C-Capture’s £2.7 million project will see carbon capture technology deployed at two UK glass manufacturing sites, a world first for the industry.

The compatibility of C-Capture’s unique, solvent-based technology will be trialled and assessed with real-world flue gas at Glass Futures’ research facility in St Helens, as well as member NSG Pilkington’s site in St Helens, UK.

C-Capture, developers of chemical processes for carbon dioxide removal, secured £1.7m in funding from the BEIS £1 billion Net Zero Innovation Portfolio (NZIP).

The funding is part of the £20 million Carbon Capture, Usage and Storage (CCUS) Innovation 2.0 programme aimed at accelerating the deployment of next-generation CCUS technology in the UK.

£2.7 million will be used for pioneering project ‘XLR8 CCS’, in conjunction with leading consulting and engineering company, Wood.

The project will deliver feasibility studies and deploy carbon capture solvent compatibility units (CCSCUs) across three industries: cement, Energy from Waste (EfW) and glass.

This will be the first time a carbon capture and storage unit has been deployed at a glass manufacturing site.
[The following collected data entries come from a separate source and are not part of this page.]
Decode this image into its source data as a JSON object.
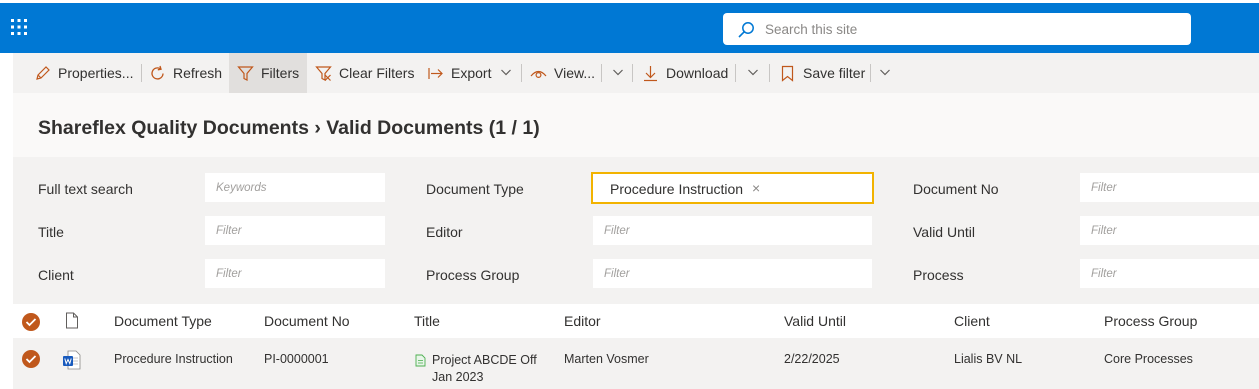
{
  "search": {
    "placeholder": "Search this site"
  },
  "commands": {
    "properties": "Properties...",
    "refresh": "Refresh",
    "filters": "Filters",
    "clear_filters": "Clear Filters",
    "export": "Export",
    "view": "View...",
    "download": "Download",
    "save_filter": "Save filter"
  },
  "page_title": "Shareflex Quality Documents › Valid Documents (1 / 1)",
  "filters": {
    "full_text_search": {
      "label": "Full text search",
      "placeholder": "Keywords"
    },
    "document_type": {
      "label": "Document Type",
      "selected_tag": "Procedure Instruction",
      "remove_glyph": "×"
    },
    "document_no": {
      "label": "Document No",
      "placeholder": "Filter"
    },
    "title": {
      "label": "Title",
      "placeholder": "Filter"
    },
    "editor": {
      "label": "Editor",
      "placeholder": "Filter"
    },
    "valid_until": {
      "label": "Valid Until",
      "placeholder": "Filter"
    },
    "client": {
      "label": "Client",
      "placeholder": "Filter"
    },
    "process_group": {
      "label": "Process Group",
      "placeholder": "Filter"
    },
    "process": {
      "label": "Process",
      "placeholder": "Filter"
    }
  },
  "table": {
    "columns": [
      "Document Type",
      "Document No",
      "Title",
      "Editor",
      "Valid Until",
      "Client",
      "Process Group"
    ],
    "rows": [
      {
        "document_type": "Procedure Instruction",
        "document_no": "PI-0000001",
        "title_line1": "Project ABCDE Off",
        "title_line2": "Jan 2023",
        "editor": "Marten Vosmer",
        "valid_until": "2/22/2025",
        "client": "Lialis BV NL",
        "process_group": "Core Processes",
        "file_icon": "word-document-icon"
      }
    ]
  },
  "colors": {
    "suite_bar": "#0078d4",
    "accent_orange": "#c0581c",
    "filter_highlight": "#f2b300",
    "panel_bg": "#f3f2f1"
  }
}
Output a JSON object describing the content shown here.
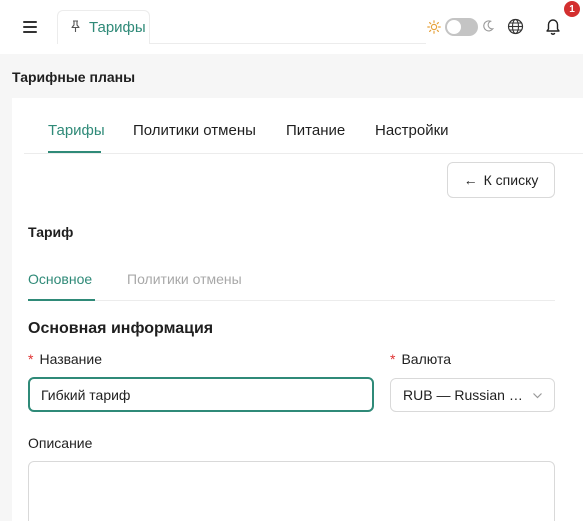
{
  "header": {
    "open_tab": {
      "icon": "pin-icon",
      "label": "Тарифы"
    },
    "theme_toggle": {
      "state": "light"
    },
    "notifications": {
      "count": "1"
    }
  },
  "page": {
    "title": "Тарифные планы"
  },
  "main_tabs": [
    {
      "label": "Тарифы",
      "active": true
    },
    {
      "label": "Политики отмены",
      "active": false
    },
    {
      "label": "Питание",
      "active": false
    },
    {
      "label": "Настройки",
      "active": false
    }
  ],
  "back_button": {
    "arrow": "←",
    "label": "К списку"
  },
  "form": {
    "section_title": "Тариф",
    "sub_tabs": [
      {
        "label": "Основное",
        "active": true
      },
      {
        "label": "Политики отмены",
        "active": false
      }
    ],
    "info_title": "Основная информация",
    "name": {
      "required_mark": "*",
      "label": "Название",
      "value": "Гибкий тариф"
    },
    "currency": {
      "required_mark": "*",
      "label": "Валюта",
      "value": "RUB — Russian R..."
    },
    "description": {
      "label": "Описание",
      "value": ""
    }
  },
  "colors": {
    "accent": "#2f8a78",
    "badge": "#d32f2f",
    "required": "#e03131"
  }
}
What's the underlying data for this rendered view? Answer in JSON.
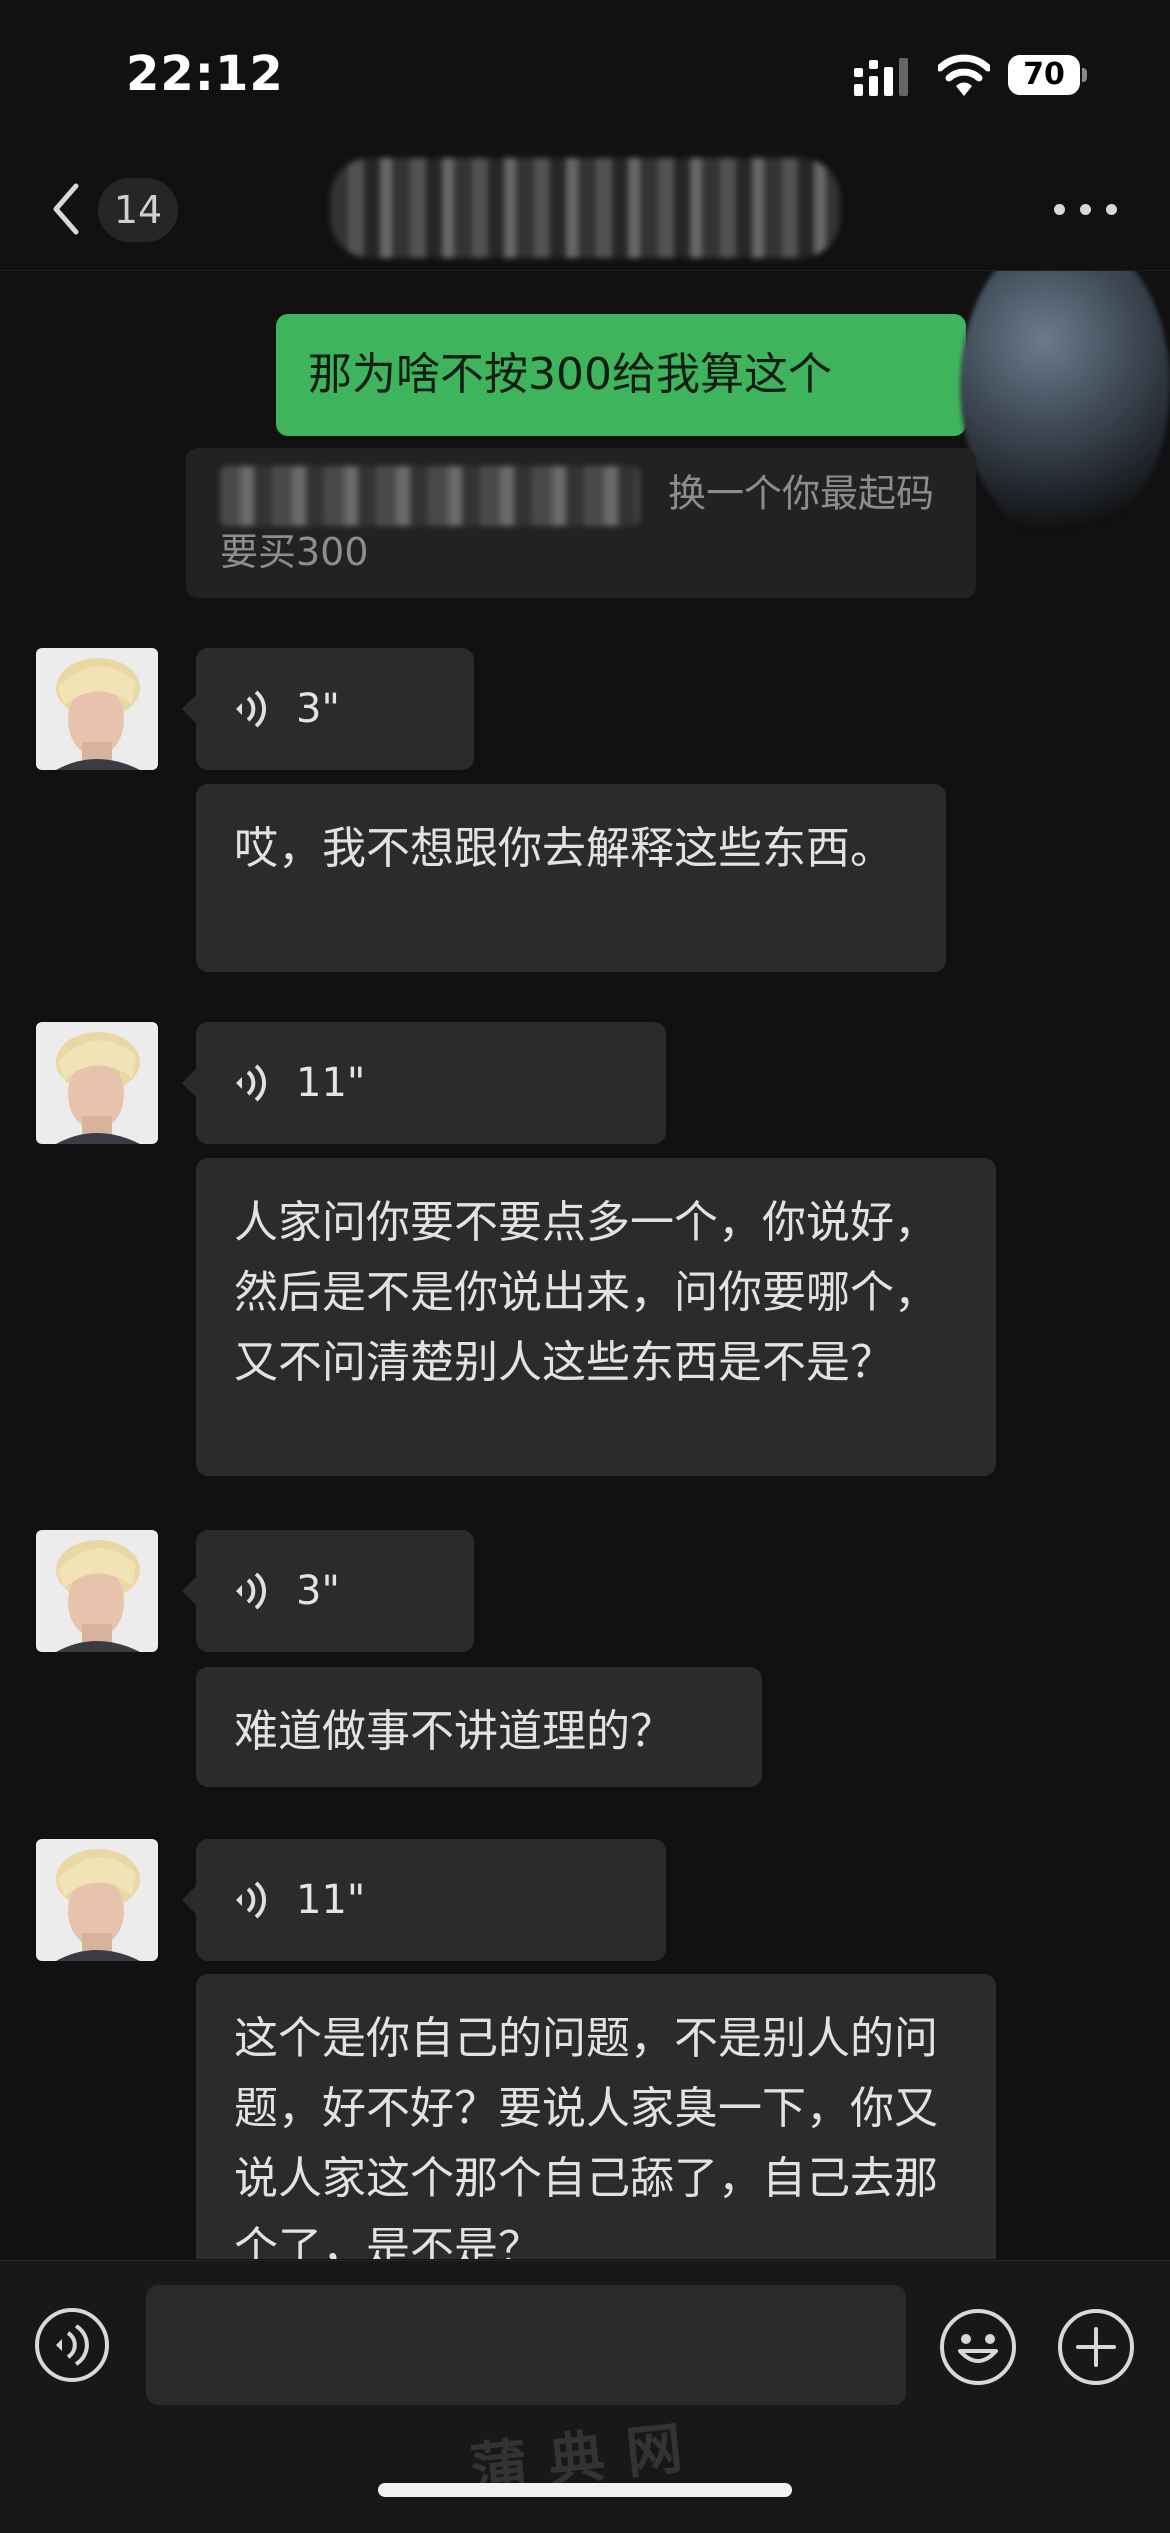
{
  "status_bar": {
    "time": "22:12",
    "battery": "70"
  },
  "nav": {
    "unread_count": "14"
  },
  "messages": {
    "sent": "那为啥不按300给我算这个",
    "quote_text": "换一个你最起码要买300",
    "voice1_duration": "3\"",
    "text1": "哎，我不想跟你去解释这些东西。",
    "voice2_duration": "11\"",
    "text2": "人家问你要不要点多一个，你说好，然后是不是你说出来，问你要哪个，又不问清楚别人这些东西是不是？",
    "voice3_duration": "3\"",
    "text3": "难道做事不讲道理的？",
    "voice4_duration": "11\"",
    "text4": "这个是你自己的问题，不是别人的问题，好不好？要说人家臭一下，你又说人家这个那个自己舔了，自己去那个了，是不是？"
  },
  "input": {
    "placeholder": ""
  },
  "watermark": "蒲典网",
  "colors": {
    "sent_bubble": "#3eb55d",
    "received_bubble": "#2b2b2b",
    "background": "#111111"
  }
}
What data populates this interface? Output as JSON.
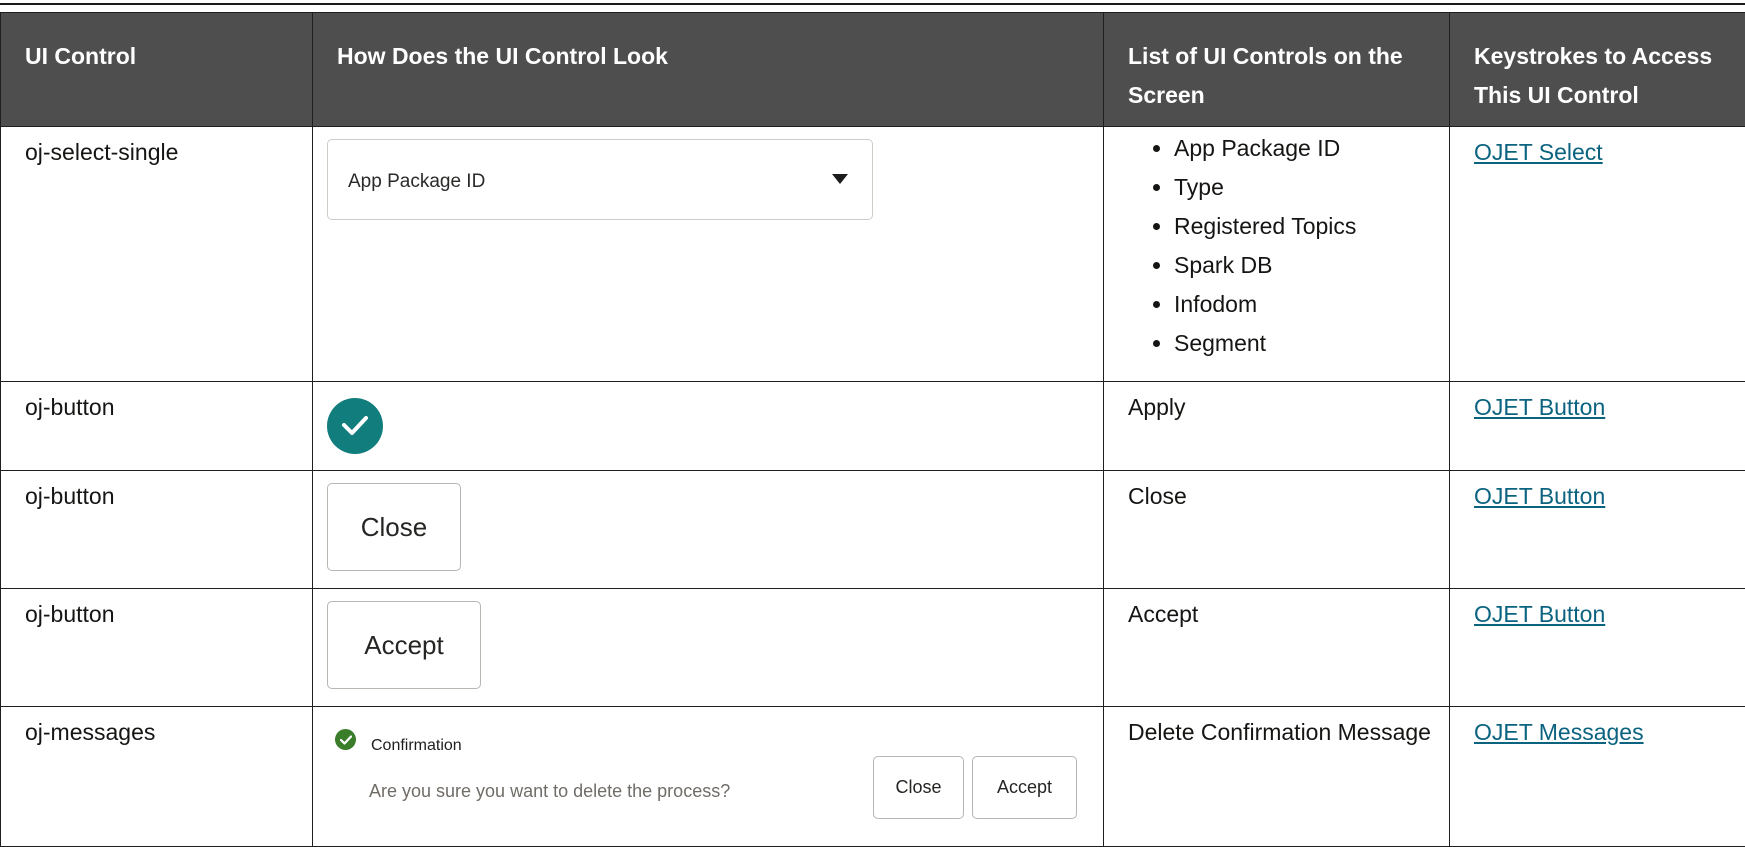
{
  "header": {
    "col1": "UI Control",
    "col2": "How Does the UI Control Look",
    "col3": "List of UI Controls on the Screen",
    "col4": "Keystrokes to Access This UI Control"
  },
  "rows": [
    {
      "control": "oj-select-single",
      "look": {
        "select_value": "App Package ID",
        "icon": "caret-down-icon"
      },
      "controls_list": [
        "App Package ID",
        "Type",
        "Registered Topics",
        "Spark DB",
        "Infodom",
        "Segment"
      ],
      "keystroke_link": "OJET Select"
    },
    {
      "control": "oj-button",
      "look": {
        "icon": "check-circle-icon",
        "color": "#117d7c"
      },
      "controls_text": "Apply",
      "keystroke_link": "OJET Button"
    },
    {
      "control": "oj-button",
      "look": {
        "button_label": "Close"
      },
      "controls_text": "Close",
      "keystroke_link": "OJET Button"
    },
    {
      "control": "oj-button",
      "look": {
        "button_label": "Accept"
      },
      "controls_text": "Accept",
      "keystroke_link": "OJET Button"
    },
    {
      "control": "oj-messages",
      "look": {
        "icon": "success-check-icon",
        "title": "Confirmation",
        "body": "Are you sure you want to delete the process?",
        "close_label": "Close",
        "accept_label": "Accept"
      },
      "controls_text": "Delete Confirmation Message",
      "keystroke_link": "OJET Messages"
    }
  ],
  "colors": {
    "header_bg": "#4f4e4e",
    "link": "#0b6380",
    "teal": "#117d7c",
    "success": "#3a7d2b"
  }
}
Rob Ireson, Innovation and Partnerships Manager at Glass Futures, said: “This project has the potential to build a better understanding of the technology and associated economics and risks, thus breaking down barriers for the glass sector to develop and adopt carbon capture technologies. As such we’re delighted to have this opportunity to work with C-Capture and NSG to help lead the first demonstration of a carbon-capture technology on an industrial glass furnace.”

The UK’s glass industry contributes around £2 billion every year to the economy and emits over 2 million tonnes of CO2 annually in the UK.

CCUS has been identified as an essential component in the route to decarbonisation but barriers to adopting CCUS technology currently exist – such as technology maturity, flue gas compatibility in multiple industries, and cost.

Project success will see commercial-scale carbon capture facilities across the three industries by 2030, which could capture millions of tonnes of CO2 per year.